How Do I Keep My Child From Chewing on the Crib Rail?

Classic Blue Oxford Crib Rail Cover

Once your baby can pull himself up in the crib, your little one will be tempted to chew on the crib rail when teething. Swallowing this wood is a choking hazard, and can upset your baby’s tummy. Newer cribs are made with lead-free paint so there is no risk of lead poisoning, but older cribs could have paint that contains lead.
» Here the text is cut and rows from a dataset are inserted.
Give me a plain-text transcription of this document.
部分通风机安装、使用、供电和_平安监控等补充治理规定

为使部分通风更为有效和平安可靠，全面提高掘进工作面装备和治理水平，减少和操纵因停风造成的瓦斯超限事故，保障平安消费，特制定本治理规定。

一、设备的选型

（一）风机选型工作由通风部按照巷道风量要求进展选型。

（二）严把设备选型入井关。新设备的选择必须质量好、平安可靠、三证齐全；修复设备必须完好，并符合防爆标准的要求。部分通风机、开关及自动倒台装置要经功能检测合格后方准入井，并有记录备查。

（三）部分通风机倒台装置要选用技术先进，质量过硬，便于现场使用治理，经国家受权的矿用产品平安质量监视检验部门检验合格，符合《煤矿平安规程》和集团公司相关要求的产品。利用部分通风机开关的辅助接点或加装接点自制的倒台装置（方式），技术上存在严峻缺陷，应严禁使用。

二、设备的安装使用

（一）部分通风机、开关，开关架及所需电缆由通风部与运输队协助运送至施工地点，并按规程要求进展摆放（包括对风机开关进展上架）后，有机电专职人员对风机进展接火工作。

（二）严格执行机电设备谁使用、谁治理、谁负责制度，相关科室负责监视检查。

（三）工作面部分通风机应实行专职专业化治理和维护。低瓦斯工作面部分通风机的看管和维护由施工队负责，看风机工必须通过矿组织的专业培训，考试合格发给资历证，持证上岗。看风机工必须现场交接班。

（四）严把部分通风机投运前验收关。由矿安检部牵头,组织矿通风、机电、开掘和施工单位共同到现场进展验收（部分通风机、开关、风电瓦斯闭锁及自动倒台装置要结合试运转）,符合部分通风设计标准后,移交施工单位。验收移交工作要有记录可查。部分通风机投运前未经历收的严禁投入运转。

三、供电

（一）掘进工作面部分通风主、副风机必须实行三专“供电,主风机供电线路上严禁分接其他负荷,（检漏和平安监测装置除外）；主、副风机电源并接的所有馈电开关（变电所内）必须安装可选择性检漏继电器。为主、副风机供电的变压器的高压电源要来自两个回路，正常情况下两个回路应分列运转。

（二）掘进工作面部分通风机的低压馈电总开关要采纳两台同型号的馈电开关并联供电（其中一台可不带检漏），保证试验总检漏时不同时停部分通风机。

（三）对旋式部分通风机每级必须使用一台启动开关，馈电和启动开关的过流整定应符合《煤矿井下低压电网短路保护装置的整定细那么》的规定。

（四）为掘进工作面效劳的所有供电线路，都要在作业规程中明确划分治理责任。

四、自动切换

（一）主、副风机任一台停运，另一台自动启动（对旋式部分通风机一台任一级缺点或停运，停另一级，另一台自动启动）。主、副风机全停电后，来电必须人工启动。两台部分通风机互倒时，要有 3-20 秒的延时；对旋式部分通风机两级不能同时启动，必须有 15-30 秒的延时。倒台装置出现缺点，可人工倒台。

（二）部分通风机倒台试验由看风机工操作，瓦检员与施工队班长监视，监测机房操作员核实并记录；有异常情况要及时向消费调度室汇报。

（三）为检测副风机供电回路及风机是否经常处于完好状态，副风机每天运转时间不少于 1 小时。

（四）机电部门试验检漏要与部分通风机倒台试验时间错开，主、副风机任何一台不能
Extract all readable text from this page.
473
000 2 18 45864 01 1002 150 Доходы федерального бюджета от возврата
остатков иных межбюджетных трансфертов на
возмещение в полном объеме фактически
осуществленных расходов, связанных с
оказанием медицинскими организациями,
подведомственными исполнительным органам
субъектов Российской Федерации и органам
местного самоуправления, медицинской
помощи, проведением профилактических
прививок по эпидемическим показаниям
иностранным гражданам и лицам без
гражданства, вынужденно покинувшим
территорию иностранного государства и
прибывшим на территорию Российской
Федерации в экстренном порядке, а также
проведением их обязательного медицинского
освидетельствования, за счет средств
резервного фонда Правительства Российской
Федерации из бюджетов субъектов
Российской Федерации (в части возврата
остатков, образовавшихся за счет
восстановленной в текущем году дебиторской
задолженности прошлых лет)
We recommend buying a crib rail cover so you never have to worry about the consequences of your baby ingesting any wood, paint or varnish. Liz and Roo offers a wide-variety of crib rail covers. In fact, a crib rail “teething” cover is included in all of our 4-piece sets.

How do I know if my crib sheets are safe?

It’s extremely important to buy sheets that feature elastic all the way around, and not just in the four corners. A sheet that comes loose could make it hard for your baby to breath if it is close to their face. You want a high-quality sheet that will stay snug, even after repeated washings. We reinforce our Liz and Roo sheets with a 360 degree, one-inch elastic band that goes all the way around the sheet. They have extra deep pockets that are 8″ to ensure a snug fit. They’re also made of durable all-cotton or linen/cotton blend. We guarantee the quality of our hand-sewn, made in the USA crib sheets.

Take a look at the two sheets below. On the left is our Liz and Roo mini anchors sheet, with its one inch band. On the right is a sheet made overseas with a very thin, almost non-existent band. The difference is quality … and safety.

Liz and Roo sheet comparison

What can go in the crib?

Blankets, pillows, stuffed animals and sleep positioners should stay out of the crib because they pose a suffocation hazard, according to this American Academy of Pediatrics article and this Consumer Reports article. To keep your baby from being cold, dress them in footed pajamas or wearable blanket. There’s no reason to be concerned that the blankets and pillows you have will go to waste. Our Liz and Roo Minky Baby Blankets are ideal for wrapping your baby while in the glider or stroller or for use during tummy time. And our Liz and Roo Baby Shams will look great in a chair or glider as back support.

The Bottom Line

Our goal is not to overwhelm you with all these safety concerns, but to arm you with the knowledge you need to recognize potential harms. Your child’s pediatrician is one of your best resources. Talk to them about any questions or concerns you have.